Ces rivières sont du domaine de la couronne.
2 – Les rivières non navigables ou qui ne le sont pas par art et par main d'hommes, c'est-à-dire par moyen d'écluses, portes, chaussées, etc. appartiennent au seigneur dans l'étendue de son ressort, lequel y a droit de pêche et autres.
Les droits de péage, « pontonage », travers etc. sur les rivières navigables suivent les mêmes principes.
Des droits de prévôtés
Les droits de prévôté – ou grande coutume –, espèces de droits de traites, appelés ailleurs péages, acquits, travers, n'appartiennent qu'aux seigneurs châtelains ou supérieurs. Ils leur sont dus pour les marchandises qui sont voiturées par des marchands et qui passent au travers du territoire du seigneur.
Les particuliers en sont exempts pour les choses recueillies sur leur fond ou achetées pour leurs besoins personnels. Les nobles, les gens d'églises et les écoliers n'y sont pas assujettis.
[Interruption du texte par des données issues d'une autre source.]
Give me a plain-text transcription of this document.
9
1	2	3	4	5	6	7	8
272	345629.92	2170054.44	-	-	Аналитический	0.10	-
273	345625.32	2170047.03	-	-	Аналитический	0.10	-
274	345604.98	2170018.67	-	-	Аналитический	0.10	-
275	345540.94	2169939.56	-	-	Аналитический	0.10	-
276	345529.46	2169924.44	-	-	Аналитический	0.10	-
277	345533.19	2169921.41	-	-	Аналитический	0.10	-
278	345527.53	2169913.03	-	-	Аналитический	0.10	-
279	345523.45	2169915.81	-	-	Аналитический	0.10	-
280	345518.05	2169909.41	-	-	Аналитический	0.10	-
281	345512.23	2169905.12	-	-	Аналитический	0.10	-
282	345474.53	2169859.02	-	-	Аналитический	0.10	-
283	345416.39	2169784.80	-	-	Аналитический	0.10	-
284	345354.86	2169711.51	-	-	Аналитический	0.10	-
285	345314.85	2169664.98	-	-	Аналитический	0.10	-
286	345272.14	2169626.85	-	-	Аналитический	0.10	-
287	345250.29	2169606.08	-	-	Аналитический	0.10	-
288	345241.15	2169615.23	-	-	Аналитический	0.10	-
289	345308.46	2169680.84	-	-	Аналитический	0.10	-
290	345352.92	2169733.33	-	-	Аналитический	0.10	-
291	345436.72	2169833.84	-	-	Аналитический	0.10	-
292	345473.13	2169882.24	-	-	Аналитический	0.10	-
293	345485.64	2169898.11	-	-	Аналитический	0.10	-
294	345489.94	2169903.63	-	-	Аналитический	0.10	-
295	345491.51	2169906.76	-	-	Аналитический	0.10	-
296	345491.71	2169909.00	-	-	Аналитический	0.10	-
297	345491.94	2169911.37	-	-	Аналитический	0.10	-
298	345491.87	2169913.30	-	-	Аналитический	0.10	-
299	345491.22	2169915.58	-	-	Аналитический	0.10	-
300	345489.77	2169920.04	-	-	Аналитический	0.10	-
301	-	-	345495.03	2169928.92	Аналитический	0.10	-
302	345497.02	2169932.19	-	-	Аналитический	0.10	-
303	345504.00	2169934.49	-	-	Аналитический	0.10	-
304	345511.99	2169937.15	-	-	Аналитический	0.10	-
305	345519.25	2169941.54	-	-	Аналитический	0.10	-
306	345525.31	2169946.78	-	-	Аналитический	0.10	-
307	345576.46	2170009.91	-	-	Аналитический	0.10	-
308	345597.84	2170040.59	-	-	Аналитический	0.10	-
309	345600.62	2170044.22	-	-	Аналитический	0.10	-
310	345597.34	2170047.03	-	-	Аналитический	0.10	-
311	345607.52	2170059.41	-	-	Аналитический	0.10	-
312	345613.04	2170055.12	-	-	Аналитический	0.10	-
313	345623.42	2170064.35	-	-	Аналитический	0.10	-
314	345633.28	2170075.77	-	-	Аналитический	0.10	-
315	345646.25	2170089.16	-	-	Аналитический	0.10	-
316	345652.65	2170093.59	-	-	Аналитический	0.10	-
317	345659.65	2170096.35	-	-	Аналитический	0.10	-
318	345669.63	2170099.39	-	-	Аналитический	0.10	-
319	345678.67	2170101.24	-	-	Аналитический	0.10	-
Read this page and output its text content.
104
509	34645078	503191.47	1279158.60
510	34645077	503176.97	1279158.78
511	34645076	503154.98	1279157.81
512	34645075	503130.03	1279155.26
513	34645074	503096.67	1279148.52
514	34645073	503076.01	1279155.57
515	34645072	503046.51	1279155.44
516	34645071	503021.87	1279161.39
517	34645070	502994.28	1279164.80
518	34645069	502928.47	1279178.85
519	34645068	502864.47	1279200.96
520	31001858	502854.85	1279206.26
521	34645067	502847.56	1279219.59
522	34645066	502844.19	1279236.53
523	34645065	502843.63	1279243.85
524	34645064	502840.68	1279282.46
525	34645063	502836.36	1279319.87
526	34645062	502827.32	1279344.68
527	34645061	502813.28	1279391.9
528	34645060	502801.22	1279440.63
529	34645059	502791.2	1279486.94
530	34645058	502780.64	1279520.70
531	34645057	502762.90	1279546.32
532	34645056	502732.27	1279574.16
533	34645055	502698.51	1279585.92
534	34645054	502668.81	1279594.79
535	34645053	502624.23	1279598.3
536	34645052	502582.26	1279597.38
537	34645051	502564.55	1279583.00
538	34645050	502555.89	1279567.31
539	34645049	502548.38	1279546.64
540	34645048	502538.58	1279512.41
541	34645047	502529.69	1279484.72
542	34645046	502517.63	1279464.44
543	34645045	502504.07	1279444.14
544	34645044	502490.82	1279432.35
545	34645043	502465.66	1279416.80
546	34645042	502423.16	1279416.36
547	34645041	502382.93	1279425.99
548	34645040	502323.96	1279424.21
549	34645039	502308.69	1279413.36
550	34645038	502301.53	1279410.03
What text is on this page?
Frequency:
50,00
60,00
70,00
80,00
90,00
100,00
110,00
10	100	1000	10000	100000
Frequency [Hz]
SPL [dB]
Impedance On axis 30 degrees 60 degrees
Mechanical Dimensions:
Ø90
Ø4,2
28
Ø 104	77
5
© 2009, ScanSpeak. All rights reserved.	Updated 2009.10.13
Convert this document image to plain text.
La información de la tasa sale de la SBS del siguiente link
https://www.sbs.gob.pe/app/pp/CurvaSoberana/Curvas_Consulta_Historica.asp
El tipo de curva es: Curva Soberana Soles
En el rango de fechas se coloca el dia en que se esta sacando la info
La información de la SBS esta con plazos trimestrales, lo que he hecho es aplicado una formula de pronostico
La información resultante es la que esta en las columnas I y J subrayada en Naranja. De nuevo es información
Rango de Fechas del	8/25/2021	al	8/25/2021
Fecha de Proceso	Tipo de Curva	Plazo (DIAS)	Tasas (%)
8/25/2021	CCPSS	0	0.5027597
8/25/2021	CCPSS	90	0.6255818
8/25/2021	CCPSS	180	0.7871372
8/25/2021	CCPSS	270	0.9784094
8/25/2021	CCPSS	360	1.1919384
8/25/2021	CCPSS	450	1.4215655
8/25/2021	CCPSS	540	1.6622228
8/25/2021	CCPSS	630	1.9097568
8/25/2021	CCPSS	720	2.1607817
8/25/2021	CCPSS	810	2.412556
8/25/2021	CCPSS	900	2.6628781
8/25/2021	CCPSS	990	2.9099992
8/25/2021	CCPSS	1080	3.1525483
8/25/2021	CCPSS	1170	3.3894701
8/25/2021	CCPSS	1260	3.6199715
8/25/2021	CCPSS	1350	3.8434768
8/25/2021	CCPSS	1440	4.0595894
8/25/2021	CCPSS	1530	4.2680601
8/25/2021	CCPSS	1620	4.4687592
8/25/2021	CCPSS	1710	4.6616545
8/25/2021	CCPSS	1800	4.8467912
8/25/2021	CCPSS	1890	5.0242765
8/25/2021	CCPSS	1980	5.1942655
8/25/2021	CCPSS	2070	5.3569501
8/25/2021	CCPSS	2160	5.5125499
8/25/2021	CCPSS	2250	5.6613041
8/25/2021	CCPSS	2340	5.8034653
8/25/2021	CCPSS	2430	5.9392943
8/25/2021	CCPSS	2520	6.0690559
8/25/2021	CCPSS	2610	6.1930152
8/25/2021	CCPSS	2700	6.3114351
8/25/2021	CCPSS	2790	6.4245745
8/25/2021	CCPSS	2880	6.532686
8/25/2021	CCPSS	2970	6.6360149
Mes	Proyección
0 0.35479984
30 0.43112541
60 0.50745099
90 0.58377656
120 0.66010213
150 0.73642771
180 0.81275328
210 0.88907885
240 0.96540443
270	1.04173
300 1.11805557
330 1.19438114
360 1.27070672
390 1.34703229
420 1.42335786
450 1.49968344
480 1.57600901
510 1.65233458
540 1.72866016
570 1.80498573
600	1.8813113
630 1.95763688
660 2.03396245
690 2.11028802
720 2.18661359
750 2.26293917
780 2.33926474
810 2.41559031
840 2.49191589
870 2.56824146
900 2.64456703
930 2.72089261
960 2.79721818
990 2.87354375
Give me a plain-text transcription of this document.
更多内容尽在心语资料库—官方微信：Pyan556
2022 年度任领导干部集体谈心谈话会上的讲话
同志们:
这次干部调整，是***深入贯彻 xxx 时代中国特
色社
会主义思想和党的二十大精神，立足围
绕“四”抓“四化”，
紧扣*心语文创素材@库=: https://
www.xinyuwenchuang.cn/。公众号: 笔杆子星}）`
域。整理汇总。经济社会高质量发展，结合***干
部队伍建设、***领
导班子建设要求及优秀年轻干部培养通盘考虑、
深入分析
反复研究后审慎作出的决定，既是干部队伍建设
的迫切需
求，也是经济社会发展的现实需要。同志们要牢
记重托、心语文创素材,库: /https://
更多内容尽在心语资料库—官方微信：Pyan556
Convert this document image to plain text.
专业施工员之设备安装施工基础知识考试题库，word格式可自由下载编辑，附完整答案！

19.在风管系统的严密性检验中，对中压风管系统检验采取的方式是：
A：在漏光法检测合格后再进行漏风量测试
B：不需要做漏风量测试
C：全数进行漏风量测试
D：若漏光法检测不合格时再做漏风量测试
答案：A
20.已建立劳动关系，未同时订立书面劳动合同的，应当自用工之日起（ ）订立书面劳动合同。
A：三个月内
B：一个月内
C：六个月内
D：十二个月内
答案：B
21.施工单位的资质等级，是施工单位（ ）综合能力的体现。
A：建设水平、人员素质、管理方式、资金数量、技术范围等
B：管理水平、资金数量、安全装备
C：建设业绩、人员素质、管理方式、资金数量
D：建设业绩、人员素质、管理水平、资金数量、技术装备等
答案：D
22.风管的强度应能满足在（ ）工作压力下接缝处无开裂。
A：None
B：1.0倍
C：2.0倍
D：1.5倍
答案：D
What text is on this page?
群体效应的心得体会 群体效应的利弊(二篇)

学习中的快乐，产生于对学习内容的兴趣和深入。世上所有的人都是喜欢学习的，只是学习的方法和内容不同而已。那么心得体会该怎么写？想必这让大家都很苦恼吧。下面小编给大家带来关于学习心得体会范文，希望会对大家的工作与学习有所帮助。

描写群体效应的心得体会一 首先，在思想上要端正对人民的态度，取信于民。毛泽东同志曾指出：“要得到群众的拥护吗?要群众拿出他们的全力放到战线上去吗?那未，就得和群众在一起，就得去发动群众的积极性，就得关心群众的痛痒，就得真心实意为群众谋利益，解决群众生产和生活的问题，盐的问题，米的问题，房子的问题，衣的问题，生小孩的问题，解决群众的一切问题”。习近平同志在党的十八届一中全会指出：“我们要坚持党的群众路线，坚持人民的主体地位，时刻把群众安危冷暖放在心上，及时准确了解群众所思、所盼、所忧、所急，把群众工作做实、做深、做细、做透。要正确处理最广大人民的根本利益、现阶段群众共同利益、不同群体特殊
A noter que les seigneurs qui lèvent ces droits sont tenus de réparation des ponts et chemins.
Nombre de rois depuis Charles VII ont aboli les péages sur la rivière Loire et ses affluents.
Des communes et des usages
Il y a des bois, prés, marais, bruyères et pâtures qui appartiennent à des paroisses et communautés d'habitants, dans lesquels les seigneurs n'ont de droit que comme premiers habitants.
Il y a des communes dont les seigneurs peuvent demander le triage ou distraction du tiers à leur profit. Il y a des bois, prés, marais et bruyères, dont la propriété appartient aux seigneurs et dans lesquels les paroissiens et habitants n'ont que le droit d'usage.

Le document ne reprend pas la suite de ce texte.